CSS @property Generator
A plain CSS custom property like --angle: 0deg is just a string to the browser, which is why you cannot smoothly animate or transition it. The @property at-rule registers a custom property with a real type, so the browser knows how to interpolate it and gains type checking and a guaranteed fallback. This generator builds that rule for you: enter a Property name, pick a Syntax (the value type, such as <angle>, <color>, <length>, <percentage>, or <number>), set an Initial value, and choose whether it inherits. The CSS panel writes the complete @property block plus a ready-made @keyframes usage example that animates it. The live preview registers the same value type and animates it in front of you, so you can see a conic gradient rotate, a color glow, or a box scale, the exact behavior that is impossible with an unregistered variable.
CSS
Live preview
How to Register a CSS @property
- Name the property - Type a custom property name in Property name; it is normalized to start with the required double dash.

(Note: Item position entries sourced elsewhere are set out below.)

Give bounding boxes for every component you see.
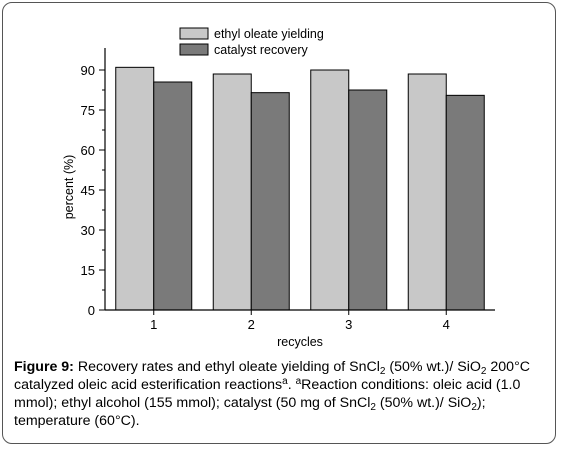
bar [310, 69, 350, 311]
legend-swatch [179, 43, 209, 56]
bar [407, 73, 447, 311]
caption-subscript: 2 [471, 402, 477, 413]
bar [115, 66, 155, 311]
caption-subscript: 2 [480, 366, 487, 377]
x-axis-label: recycles [277, 335, 323, 349]
legend-label: ethyl oleate yielding [214, 27, 324, 41]
y-tick-label: 90 [81, 63, 95, 78]
bar [445, 94, 485, 311]
bar [153, 81, 193, 311]
y-tick-label: 45 [81, 183, 95, 198]
x-tick-label: 1 [150, 317, 157, 332]
y-axis-label: percent (%) [62, 155, 76, 220]
bar [212, 73, 252, 311]
caption-superscript: a [282, 376, 288, 387]
x-tick-label: 2 [248, 317, 255, 332]
caption-text: (50% wt.)/ SiO [385, 359, 481, 375]
legend-swatch [179, 27, 209, 40]
caption-text: . [287, 377, 296, 393]
y-tick-label: 60 [81, 143, 95, 158]
bar [250, 92, 290, 311]
legend-label: catalyst recovery [214, 43, 309, 57]
caption-text: 200°C catalyzed oleic acid esterificatio… [14, 359, 530, 393]
y-tick-label: 15 [81, 263, 95, 278]
y-tick-label: 30 [81, 223, 95, 238]
caption-subscript: 2 [379, 366, 386, 377]
bar [348, 89, 388, 311]
caption-text: Reaction conditions: oleic acid (1.0 mmo… [14, 377, 521, 411]
caption-subscript: 2 [370, 402, 376, 413]
x-tick-label: 3 [345, 317, 352, 332]
bar-chart: 1 2 3 4 0 15 30 45 60 75 90 recycles percent (%) ethy… [62, 27, 495, 349]
figure-caption: Figure 9: Recovery rates and ethyl oleat… [14, 358, 548, 430]
caption-label: Figure 9: [14, 359, 74, 375]
caption-superscript: a [295, 376, 302, 387]
y-tick-label: 75 [81, 103, 95, 118]
x-tick-label: 4 [443, 317, 450, 332]
caption-text: ); temperature (60°C). [14, 395, 486, 429]
caption-text: (50% wt.)/ SiO [375, 395, 472, 411]
y-tick-label: 0 [88, 303, 95, 318]
caption-text: Recovery rates and ethyl oleate yielding… [73, 359, 380, 375]
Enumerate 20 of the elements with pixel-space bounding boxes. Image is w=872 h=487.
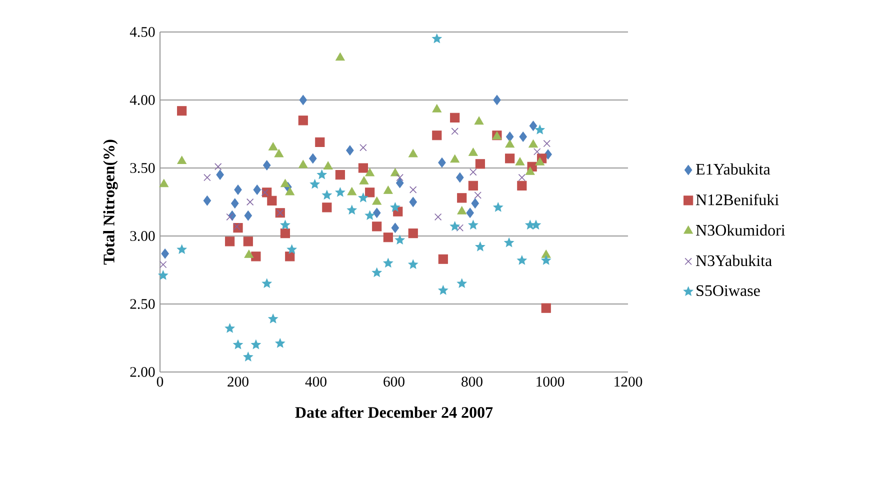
y-axis-title: Total Nitrogen(%): [103, 140, 118, 265]
legend-label: S5Oiwase: [696, 285, 760, 296]
x-axis-title: Date after December 24 2007: [295, 406, 493, 418]
x-tick-label: 1000: [536, 376, 564, 387]
y-tick-label: 2.50: [130, 299, 155, 309]
x-tick-label: 0: [156, 376, 164, 387]
x-tick-label: 800: [462, 376, 482, 387]
x-tick-label: 1200: [614, 376, 642, 387]
legend-label: E1Yabukita: [696, 163, 770, 175]
legend-label: N3Yabukita: [696, 254, 772, 266]
y-tick-label: 4.00: [130, 95, 155, 105]
y-tick-label: 3.50: [130, 163, 155, 173]
x-tick-label: 400: [305, 376, 326, 387]
legend-label: N3Okumidori: [696, 224, 786, 236]
y-tick-label: 4.50: [130, 27, 155, 37]
x-tick-label: 600: [384, 376, 404, 387]
y-tick-label: 3.00: [130, 231, 155, 241]
legend-label: N12Benifuki: [696, 194, 779, 206]
y-tick-label: 2.00: [130, 367, 155, 377]
x-tick-label: 200: [228, 376, 248, 387]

- Pick the value type - Choose a Syntax from the dropdown; the Initial value fills with a sensible default for that type.

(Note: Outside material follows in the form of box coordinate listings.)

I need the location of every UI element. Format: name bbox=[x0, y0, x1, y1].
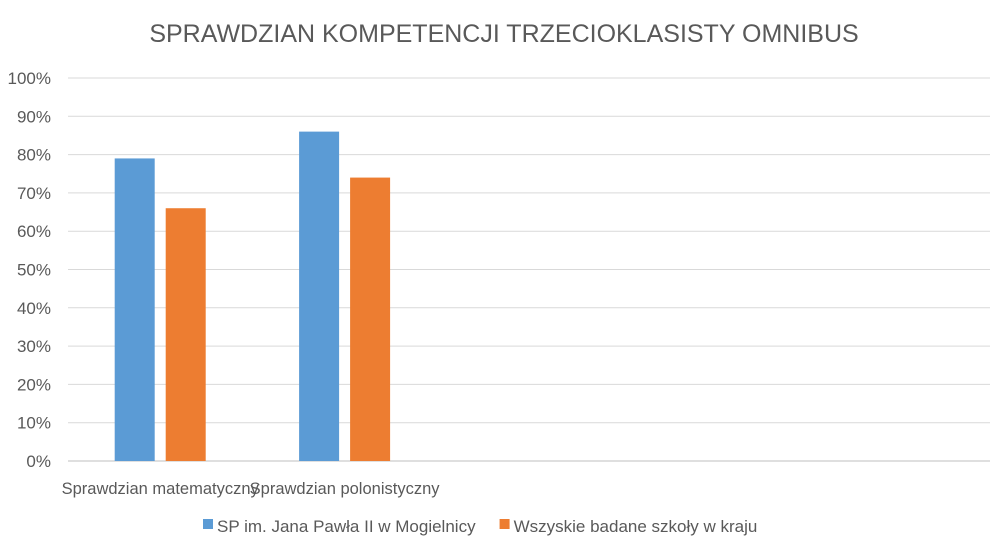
bar-1-2 bbox=[299, 131, 340, 461]
legend-swatch-2 bbox=[499, 519, 510, 529]
legend-swatch-1 bbox=[203, 519, 213, 529]
x-tick-label: Sprawdzian polonistyczny bbox=[250, 480, 441, 498]
y-tick-label: 70% bbox=[17, 184, 51, 203]
y-tick-label: 0% bbox=[26, 452, 51, 471]
y-axis: 0% 10% 20% 30% 40% 50% 60% 70% 80% 90% 100% bbox=[8, 69, 51, 471]
y-tick-label: 100% bbox=[8, 69, 51, 88]
bar-2-1 bbox=[165, 208, 206, 461]
gridlines bbox=[68, 77, 990, 462]
chart-title: SPRAWDZIAN KOMPETENCJI TRZECIOKLASISTY O… bbox=[149, 20, 858, 48]
y-tick-label: 30% bbox=[17, 337, 51, 356]
y-tick-label: 40% bbox=[17, 299, 51, 318]
legend: SP im. Jana Pawła II w Mogielnicy Wszyski… bbox=[203, 517, 757, 536]
y-tick-label: 80% bbox=[17, 146, 51, 165]
y-tick-label: 50% bbox=[17, 261, 51, 280]
legend-label-1: SP im. Jana Pawła II w Mogielnicy bbox=[217, 517, 476, 536]
bar-1-1 bbox=[114, 158, 155, 461]
y-tick-label: 60% bbox=[17, 222, 51, 241]
bars bbox=[114, 131, 391, 461]
x-tick-label: Sprawdzian matematyczny bbox=[62, 480, 260, 498]
y-tick-label: 20% bbox=[17, 375, 51, 394]
y-tick-label: 90% bbox=[17, 107, 51, 126]
y-tick-label: 10% bbox=[17, 414, 51, 433]
legend-label-2: Wszyskie badane szkoły w kraju bbox=[514, 517, 758, 536]
bar-2-2 bbox=[350, 177, 391, 461]
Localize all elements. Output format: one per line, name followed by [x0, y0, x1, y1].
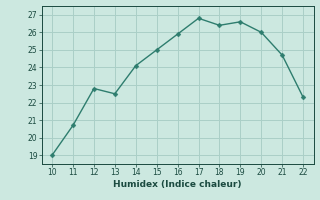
X-axis label: Humidex (Indice chaleur): Humidex (Indice chaleur) [113, 180, 242, 189]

- Set the initial value and inheritance - Edit Initial value and tick inherits if descendant elements should receive the value.

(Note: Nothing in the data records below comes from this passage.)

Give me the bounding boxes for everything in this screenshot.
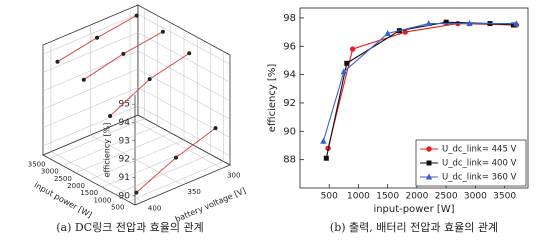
x-tick-label: 3500 — [493, 192, 516, 202]
x-tick-label: 1000 — [93, 196, 111, 204]
data-point — [466, 20, 473, 27]
data-point — [320, 137, 327, 144]
caption: (b) 출력, 배터리 전압과 효율의 관계 — [330, 221, 498, 234]
x-tick-label: 2500 — [435, 192, 458, 202]
data-point — [55, 59, 60, 64]
data-point — [147, 77, 152, 82]
data-point — [384, 30, 391, 37]
grid-line — [90, 134, 183, 186]
x-tick-label: 3500 — [28, 161, 46, 169]
series-line — [322, 23, 517, 142]
data-point — [323, 155, 329, 161]
grid-line — [129, 118, 223, 169]
legend-marker — [426, 160, 432, 166]
data-point — [187, 51, 192, 56]
data-point — [344, 60, 350, 66]
data-point — [134, 190, 139, 195]
data-point — [81, 77, 86, 82]
x-axis-label: input-power [W] — [373, 204, 454, 215]
z-tick-label: 92 — [119, 155, 130, 165]
data-point — [95, 35, 100, 40]
data-point — [513, 20, 520, 27]
legend-marker — [426, 146, 432, 152]
z-tick-label: 90 — [119, 191, 131, 201]
x-tick-label: 2000 — [67, 182, 85, 190]
legend-marker — [425, 173, 433, 180]
y-tick-label: 350 — [188, 188, 201, 196]
y-tick-label: 92 — [283, 98, 296, 109]
z-axis-label: efficiency [%] — [103, 123, 112, 178]
z-tick-label: 94 — [119, 118, 131, 128]
y-tick-label: 94 — [283, 70, 296, 81]
data-point — [340, 68, 348, 75]
x-tick-label: 1500 — [80, 189, 98, 197]
z-tick-label: 93 — [119, 136, 130, 146]
data-point — [510, 22, 516, 28]
data-point — [443, 19, 449, 25]
y-tick-label: 300 — [227, 171, 240, 179]
x-tick-label: 1500 — [376, 192, 399, 202]
y-tick-label: 90 — [283, 126, 296, 137]
x-tick-label: 3000 — [464, 192, 487, 202]
legend-label: U_dc_link= 445 V — [442, 145, 517, 155]
grid-line — [50, 151, 144, 202]
y-tick-label: 400 — [148, 205, 161, 213]
data-point — [134, 13, 139, 18]
legend-label: U_dc_link= 360 V — [442, 173, 517, 183]
y-tick-label: 98 — [283, 13, 296, 24]
caption: (a) DC링크 전압과 효율의 관계 — [56, 221, 204, 234]
y-tick-label: 88 — [283, 155, 296, 166]
y-tick-label: 96 — [283, 41, 296, 52]
y-axis-label: battery voltage [V] — [174, 186, 247, 224]
x-tick-label: 2000 — [405, 192, 428, 202]
data-point — [108, 113, 113, 118]
x-tick-label: 3000 — [41, 168, 59, 176]
data-point — [425, 20, 432, 27]
data-point — [121, 51, 126, 56]
x-tick-label: 2500 — [54, 175, 72, 183]
z-tick-label: 95 — [119, 100, 130, 110]
x-tick-label: 500 — [321, 192, 338, 202]
data-point — [402, 29, 408, 35]
x-tick-label: 500 — [111, 203, 124, 211]
y-axis-label: efficiency [%] — [267, 64, 278, 133]
data-point — [213, 126, 218, 131]
data-point — [173, 155, 178, 160]
data-point — [160, 29, 165, 34]
data-point — [349, 46, 356, 52]
legend-label: U_dc_link= 400 V — [442, 159, 517, 169]
x-tick-label: 1000 — [347, 192, 370, 202]
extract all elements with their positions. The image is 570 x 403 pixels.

- Watch it animate - Keep Animate the property in the preview checked to see the registered value transition live, then untick it to pause.
- Copy the CSS - Click Copy to grab the @property rule and the animation example, and paste them into your stylesheet.
Why This Tool?
The pages that rank for @property are reference docs and explainer posts. They describe the syntax, but you cannot try it there, and the single most compelling reason to register a property, that it becomes animatable, is exactly the part that a static code block cannot show. This tool is the interactive counterpart: change the type and watch the registered value actually interpolate, which makes the difference from a normal variable obvious in a second rather than a paragraph.
The mechanics worth remembering: the syntax descriptor is what unlocks animation, because once the browser knows a value is an <angle> rather than an arbitrary string it can compute the in-between frames. The initial-value is mandatory for any syntax other than the universal *, and inherits: false is the right default for most visual properties so a parent's value does not leak into children. A practical tip: registering --angle as <angle> is the canonical way to animate a conic-gradient rotation, which plain custom properties simply cannot do.